La bonne gestion selon la perception

En général, la presse a mis en évidence les propos du vérificateur général du Canada concernant les paiements en trop effectués par le programme de l’assurance-emploi: 662 millions payés en trop.

En lisant les premiers rapports de presse, nous nous sommes demandé comment le vérificateur général en est arrivé à cette somme. La réponse se trouve dans le rapport qu’il a dévoilé cette semaine: l’information provient du ministère des Ressources humaines et du Développement des compétences du Canada. Il ne s’agit pas d’une somme qu’il a découverte, mais bien de l’estimation faite par le ministère lui-même.

On ne peut blâmer la presse d’avoir fait de ces manchettes les paiements versés en trop: dans son message d’introduction à son rapport, c’est le premier point mis en évidence par le vérificateur général. Celui-ci affirme que, selon les données fournies par le ministère, plus du tiers des paiements versés en trop sont «attribuables à des fraudes et à de fausses déclarations». Il y a cependant un cas, dont la presse a fait état il y a deux semaines, qui nous interpelle quant à la définition et à la perception de ce qui constitue de la fraude et des fausses déclarations. Il s’agit d’une usine de traitement de la crevette à Matane.

À l’usine de Matane, les employés se partageaient du travail en alternance. Cette pratique avait été instituée à l’usine en 1996. Les fonctionnaires étaient au courant et personne à l’usine ne croyait qu’il s’agissait d’une pratique illégitime, puisqu’elle était connue et transparente. Puis, cette année, 80 employés reçoivent un avis de Service Canada qu’ils ont reçu des paiements en trop de l’assurance-emploi. Le gouvernement fédéral demande à certains d’entre eux de rembourser jusqu’à 14 000 $, une somme pratiquement équivalente à leurs revenus de toute une saison à l’usine. Interrogée en Chambre, la ministre Diane Finley a déclaré que ces employés pouvaient avoir fraudé ou fait des déclarations trompeuses. Ce sont ces mêmes mots que reprend le vérificateur général.

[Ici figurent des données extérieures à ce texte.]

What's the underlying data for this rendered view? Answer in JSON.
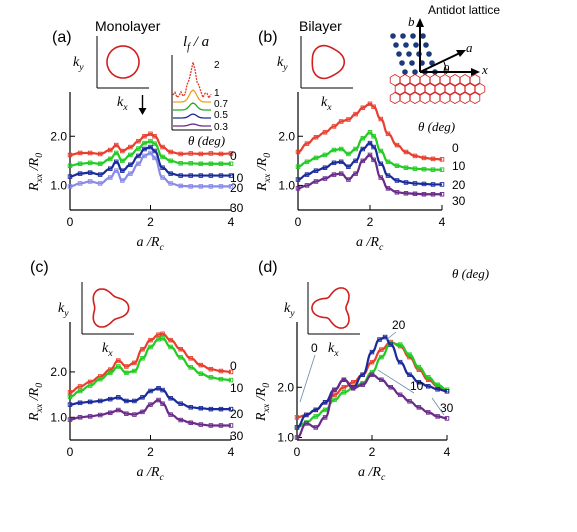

Mais en fait, il n’y a pas eu de déclarations trompeuses ou de tentatives de fraude. Après avoir approuvé le travail en alternance, le gouvernement fédéral décide cette année que cette pratique n’est pas conforme aux règlements de l’assurance-emploi, et que l’approbation n’aurait pas dû être donnée… C’est dans ces circonstances qu’on exige que ces employés remboursent les prestations reçues, alors qu’ils étaient absolument convaincus de les avoir légitimement gagnées. Le syndicat des employés conteste chacune de ces mises en demeure, et il demande, avec raison, que la ministre Diane Finley s’excuse pour les propos qu’elle a tenus en Chambre. Comment pouvait-elle en effet traiter ces travailleurs de fraudeurs quand c’est son ministère qui change les règles du jeu, et qu’il applique rétroactivement l’interprétation de ce changement? C’est une pratique inadmissible qui vient bouleverser la vie de citoyens parfaitement honnêtes en quête d’emploi et d’un employeur qui tente de maximiser les retombées économiques de son exploitation de la ressource. Les quotas de recouvrement imposés aux inspecteurs assignés à la vérification des paiements de l’assurance-emploi n’ont eu, évidemment, aucune incidence sur cette décision; bien sûr que non…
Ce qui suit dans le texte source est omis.